Economic Snapshot: Consumer confidence improves, strong year-over-year gains in pending home sales

To close out 2014, we have some positive news in consumer confidence and pending home sales. Hopefully this confidence will provide strong economic momentum going into 2015.

Consumer confidence

Consumer confidence improved in December to 92.6, which is up from 91.0 in November and marks the second-highest reading for the index in 2014. October’s reading of 94.5 was the highest since 2007. The present situation index climbed to 98.6 from 93.7 last month, while the expectations index decreased slightly from 89.3 to 88.5.

Consumers who say business conditions are “good” was unchanged at 24.8 percent this month, but those who claim business conditions are “bad” decreased from 21.8 to 19.6 percent.
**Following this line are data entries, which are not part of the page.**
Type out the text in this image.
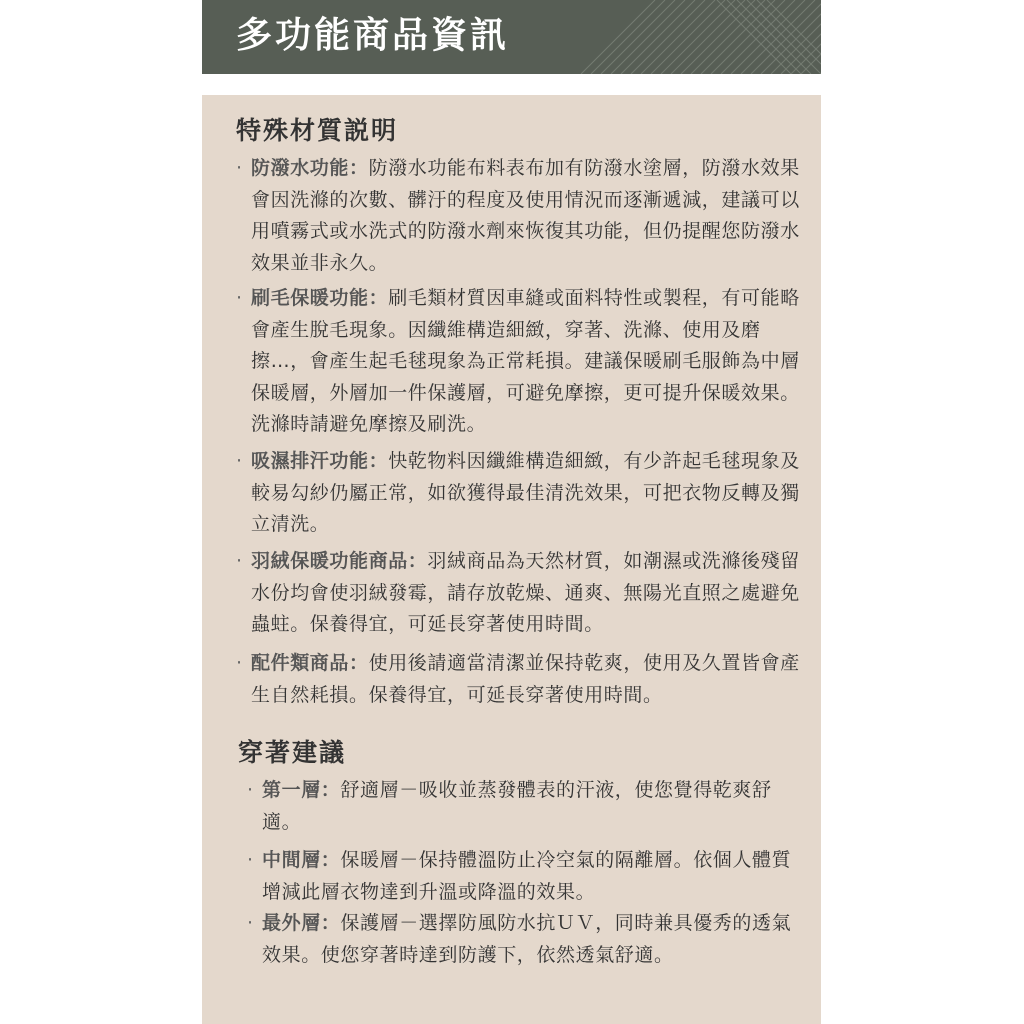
多功能商品資訊
特殊材質説明

· 防潑水功能：防潑水功能布料表布加有防潑水塗層，防潑水效果會因洗滌的次數、髒汙的程度及使用情況而逐漸遞減，建議可以用噴霧式或水洗式的防潑水劑來恢復其功能，但仍提醒您防潑水效果並非永久。

· 刷毛保暖功能：刷毛類材質因車縫或面料特性或製程，有可能略會產生脫毛現象。因纖維構造細緻，穿著、洗滌、使用及磨擦…，會產生起毛毬現象為正常耗損。建議保暖刷毛服飾為中層保暖層，外層加一件保護層，可避免摩擦，更可提升保暖效果。洗滌時請避免摩擦及刷洗。

· 吸濕排汗功能：快乾物料因纖維構造細緻，有少許起毛毬現象及較易勾紗仍屬正常，如欲獲得最佳清洗效果，可把衣物反轉及獨立清洗。

· 羽絨保暖功能商品：羽絨商品為天然材質，如潮濕或洗滌後殘留水份均會使羽絨發霉，請存放乾燥、通爽、無陽光直照之處避免蟲蛀。保養得宜，可延長穿著使用時間。

· 配件類商品：使用後請適當清潔並保持乾爽，使用及久置皆會產生自然耗損。保養得宜，可延長穿著使用時間。

穿著建議

· 第一層：舒適層－吸收並蒸發體表的汗液，使您覺得乾爽舒適。

· 中間層：保暖層－保持體溫防止冷空氣的隔離層。依個人體質增減此層衣物達到升溫或降溫的效果。

· 最外層：保護層－選擇防風防水抗ＵＶ，同時兼具優秀的透氣效果。使您穿著時達到防護下，依然透氣舒適。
Those who view jobs as “plentiful” rose from 16.2 to 17.1 percent and those who view jobs as “hard to get” decreased from 28.7 to 27.7 percent.

The percentage of consumers who expect business conditions to improve over the next six months dipped slightly from 18.3 to 18.0 percent, but those who expect conditions to worsen also dipped from 10.4 to 10.1 percent.

However, consumers’ outlook for the labor market was a little less optimistic this month, with those anticipating more jobs in the coming months decreasing from 15.5 to 14.7 percent and those anticipating fewer jobs rising slightly from 16.1 to 16.9 percent. Consumers who expected income growth declined marginally from 16.9 to 16.4 percent but those expecting a decrease also declined from 11.0 to 10.0 percent.

Pending home sales

Pending home sales rose to 104.8 in November, up from a revised 104.0 in October and is now 4.1 percent above last year. This is the highest year-over-year gain since August 2013 and the third straight month of YOY gains in the index.

Pending home sales in the Northeast rose 1.4 percent to 89.1 this month and is now 7.0 percent above November 2013. In the South, sales jumped 1.3 percent to 119.7 and are 5.1 percent above last November. In the West, the index increased modestly by 0.4 percent to 98.5 and is now up 4.9 percent YOY. The only decrease was in the Midwest, where the index declined 0.4 percent to 100.0 and is now 0.5 percent below the previous year.

The national median existing-home price in 2014 will be close to $208,000, which is up 5.6 percent from 2013 and is likely to moderate to a pace between 4.0 and 5.0 percent next year. In 2013, existing-home prices rose 11.4 percent.